Success! The previous image showcases a false positive classification, whereby the model incorrectly classifies an image of lasagna as an image of a Martian landscape. Understanding why the model classified this image of lasagna as an image of mars is confusing. While AWS Rekognition provides very little information to the user beyond pure classifications, my assumption for this false positive remains the visually similar color pallet. The inclusion of yellow, orange, dark red and brown, combined with the black plate shares many of the same features found in labelled images of mars.

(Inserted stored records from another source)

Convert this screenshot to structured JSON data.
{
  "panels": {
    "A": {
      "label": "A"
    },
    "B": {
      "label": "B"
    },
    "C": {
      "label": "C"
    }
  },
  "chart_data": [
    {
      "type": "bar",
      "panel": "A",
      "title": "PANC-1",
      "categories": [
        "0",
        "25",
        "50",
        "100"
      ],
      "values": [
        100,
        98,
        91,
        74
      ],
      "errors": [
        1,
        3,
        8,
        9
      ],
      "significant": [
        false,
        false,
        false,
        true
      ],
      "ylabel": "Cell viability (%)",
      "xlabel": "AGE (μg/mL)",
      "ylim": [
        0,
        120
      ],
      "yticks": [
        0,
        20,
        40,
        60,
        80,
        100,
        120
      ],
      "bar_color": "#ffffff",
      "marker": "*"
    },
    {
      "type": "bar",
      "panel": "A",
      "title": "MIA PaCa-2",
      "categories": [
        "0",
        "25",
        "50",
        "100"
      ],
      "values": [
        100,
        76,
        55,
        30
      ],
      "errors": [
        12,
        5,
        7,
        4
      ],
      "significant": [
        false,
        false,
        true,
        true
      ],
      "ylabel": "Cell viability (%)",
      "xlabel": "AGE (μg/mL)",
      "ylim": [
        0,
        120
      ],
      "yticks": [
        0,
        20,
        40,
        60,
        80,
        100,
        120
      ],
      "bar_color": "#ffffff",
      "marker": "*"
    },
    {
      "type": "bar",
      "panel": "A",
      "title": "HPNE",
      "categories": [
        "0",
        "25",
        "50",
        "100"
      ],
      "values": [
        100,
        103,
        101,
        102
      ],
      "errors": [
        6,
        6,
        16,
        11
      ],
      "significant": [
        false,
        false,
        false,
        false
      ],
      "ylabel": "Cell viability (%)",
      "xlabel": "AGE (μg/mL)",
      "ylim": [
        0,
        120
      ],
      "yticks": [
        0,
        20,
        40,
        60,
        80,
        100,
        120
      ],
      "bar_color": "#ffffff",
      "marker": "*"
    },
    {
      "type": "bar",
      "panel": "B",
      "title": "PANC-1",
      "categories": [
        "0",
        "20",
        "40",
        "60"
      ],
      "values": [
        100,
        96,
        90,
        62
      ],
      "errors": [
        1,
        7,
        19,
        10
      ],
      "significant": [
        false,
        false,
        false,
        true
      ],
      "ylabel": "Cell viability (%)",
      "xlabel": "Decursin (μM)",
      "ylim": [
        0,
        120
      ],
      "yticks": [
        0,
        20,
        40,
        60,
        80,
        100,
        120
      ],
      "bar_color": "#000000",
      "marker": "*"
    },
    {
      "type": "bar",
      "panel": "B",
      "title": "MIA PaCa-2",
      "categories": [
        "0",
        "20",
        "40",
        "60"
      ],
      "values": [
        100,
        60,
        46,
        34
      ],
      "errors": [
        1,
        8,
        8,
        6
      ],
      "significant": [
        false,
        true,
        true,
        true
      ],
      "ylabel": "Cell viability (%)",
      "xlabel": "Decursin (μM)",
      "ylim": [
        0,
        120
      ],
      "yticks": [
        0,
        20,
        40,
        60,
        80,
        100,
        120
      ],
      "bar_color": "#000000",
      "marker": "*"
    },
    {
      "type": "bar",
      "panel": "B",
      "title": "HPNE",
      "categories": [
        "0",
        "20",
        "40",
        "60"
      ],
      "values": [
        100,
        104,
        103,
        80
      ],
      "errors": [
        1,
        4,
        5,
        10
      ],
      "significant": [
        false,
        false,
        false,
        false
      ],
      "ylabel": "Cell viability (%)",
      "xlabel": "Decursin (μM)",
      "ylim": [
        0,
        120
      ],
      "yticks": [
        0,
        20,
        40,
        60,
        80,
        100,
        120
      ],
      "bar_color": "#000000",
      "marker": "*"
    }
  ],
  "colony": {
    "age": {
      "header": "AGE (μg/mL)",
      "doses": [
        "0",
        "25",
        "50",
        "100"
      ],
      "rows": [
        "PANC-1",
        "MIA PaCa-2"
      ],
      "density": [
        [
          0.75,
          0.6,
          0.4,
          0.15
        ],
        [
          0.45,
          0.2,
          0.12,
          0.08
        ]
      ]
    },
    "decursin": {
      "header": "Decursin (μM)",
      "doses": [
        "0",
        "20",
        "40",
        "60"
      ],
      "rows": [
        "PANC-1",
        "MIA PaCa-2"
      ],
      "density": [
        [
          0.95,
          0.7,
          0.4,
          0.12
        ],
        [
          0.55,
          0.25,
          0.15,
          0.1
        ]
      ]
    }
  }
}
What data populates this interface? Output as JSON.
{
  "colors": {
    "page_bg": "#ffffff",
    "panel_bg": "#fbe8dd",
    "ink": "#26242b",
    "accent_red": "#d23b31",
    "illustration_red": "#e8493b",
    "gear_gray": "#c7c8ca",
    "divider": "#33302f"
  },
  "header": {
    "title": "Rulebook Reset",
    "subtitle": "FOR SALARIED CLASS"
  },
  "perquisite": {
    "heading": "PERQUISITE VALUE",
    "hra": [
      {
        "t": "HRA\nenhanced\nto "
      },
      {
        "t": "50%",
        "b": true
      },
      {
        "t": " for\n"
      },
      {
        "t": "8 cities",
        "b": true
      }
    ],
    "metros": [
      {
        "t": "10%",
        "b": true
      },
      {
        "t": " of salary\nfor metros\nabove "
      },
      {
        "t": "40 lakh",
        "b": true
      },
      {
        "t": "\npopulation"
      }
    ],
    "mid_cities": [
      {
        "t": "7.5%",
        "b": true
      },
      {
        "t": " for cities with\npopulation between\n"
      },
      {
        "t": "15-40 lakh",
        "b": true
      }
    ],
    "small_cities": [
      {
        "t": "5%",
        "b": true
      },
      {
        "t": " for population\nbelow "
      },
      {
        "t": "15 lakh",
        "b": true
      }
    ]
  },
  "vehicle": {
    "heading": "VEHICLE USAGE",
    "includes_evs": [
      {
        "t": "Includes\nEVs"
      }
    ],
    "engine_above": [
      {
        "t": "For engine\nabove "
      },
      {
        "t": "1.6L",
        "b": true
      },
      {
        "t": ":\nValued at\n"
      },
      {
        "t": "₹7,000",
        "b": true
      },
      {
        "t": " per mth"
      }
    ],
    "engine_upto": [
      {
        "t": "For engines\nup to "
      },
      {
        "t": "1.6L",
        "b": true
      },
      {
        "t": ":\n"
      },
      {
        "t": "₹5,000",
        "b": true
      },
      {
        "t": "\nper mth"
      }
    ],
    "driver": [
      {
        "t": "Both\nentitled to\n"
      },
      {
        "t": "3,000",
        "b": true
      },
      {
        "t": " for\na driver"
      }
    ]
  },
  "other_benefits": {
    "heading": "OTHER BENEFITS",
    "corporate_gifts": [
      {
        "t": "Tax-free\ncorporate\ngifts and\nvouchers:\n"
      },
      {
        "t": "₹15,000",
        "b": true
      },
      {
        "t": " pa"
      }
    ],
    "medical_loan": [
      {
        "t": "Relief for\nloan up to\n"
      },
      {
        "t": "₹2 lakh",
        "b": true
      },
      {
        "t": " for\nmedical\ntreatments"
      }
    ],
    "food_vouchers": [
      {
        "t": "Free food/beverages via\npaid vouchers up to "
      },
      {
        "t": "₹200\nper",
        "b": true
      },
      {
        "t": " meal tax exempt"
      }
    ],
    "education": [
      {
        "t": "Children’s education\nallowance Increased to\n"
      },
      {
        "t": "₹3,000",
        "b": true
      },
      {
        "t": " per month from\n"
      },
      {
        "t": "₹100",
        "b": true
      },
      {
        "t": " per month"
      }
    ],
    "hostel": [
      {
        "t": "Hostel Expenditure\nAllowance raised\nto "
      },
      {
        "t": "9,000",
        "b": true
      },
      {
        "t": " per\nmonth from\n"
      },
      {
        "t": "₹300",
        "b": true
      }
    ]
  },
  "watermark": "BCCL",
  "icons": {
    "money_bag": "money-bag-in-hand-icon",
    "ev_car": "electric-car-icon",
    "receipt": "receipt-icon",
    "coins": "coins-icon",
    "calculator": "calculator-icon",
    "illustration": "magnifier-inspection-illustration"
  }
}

To further test my assumption, I repeated the model training process for a final time. For this last model, I increased the dataset size to include a total sample of 113 images of Doom and Lasagna photos. Again, I increased the number of custom tags, providing more opportunities for the model to produce nuanced classifications. The following custom tags were added:
- Doom_landscape
- Lasagna
- Cliff
- Curvy noodle
- Flat noodle
- Smoke
- Tower


The results from this model showcase a clear ability to distinguish images of lasagna from images from Doom. In fact, there wasn't a single occurrence of miss-classifications between images of DOOM and images of Lasagna. However, the model appears to have difficulty distinguishing between flat and curvy noodle-based lasagna. While both images share a similar color palette, it becomes increasingly clear that the model is having trouble differentiating between degrees of “curvy-ness” found in each image. While some images of lasagna showcase near perfect flat noodles, other images showcase lasagna slices at a slight angle that gives the illusion of curved noodles. This result reinforces the need for clear images with unambiguous traits.
The Take Away
This project offered myself the perfect opportunity to merge my own passion for gaming witha personal interest in advanced machine learning. I anticipated that leveraging this project to implement a classification tool would provide a valuable experience in cloud/cluster based convolutional neural network computations. This proved to be true, as image classification through a convolutional neural network is a typically complex process. However, AWS Rekognition simplifies much of the complexity away from the user. Leveraging the abstraction built into AWS Rekoginition, I was able to quickly build and test a complex machine learning model to classify images of lasagna from visually similar images from the popular video game Doom, in just a matter of a few hours. The project consisted of three machine learning models, a small-scale single image dataset, a small-scale mixed image dataset and a large-scale mixed image dataset. The evaluation results produced by these models were surprising. Contrary to my initial hypothesis, AWS Rekognition was capable for correctly classifying nearly every image presented. While occasional outliers were present, with a singular occurrence of lasagna classified as mars, the tool often correctly classified images with a high probability of confidence.
The decision to train a machine learning model on the ability to distinguish between images of Lasagna and a Maritain landscape may seem odd. Identifying visually similar images using a convolutional image classification tool is a challenging problem. However, AWS Rekognition has demonstrated that it is capable of correctly classifying visually similar images with a relatively small dataset, combined with a limited number of supervised learning labels.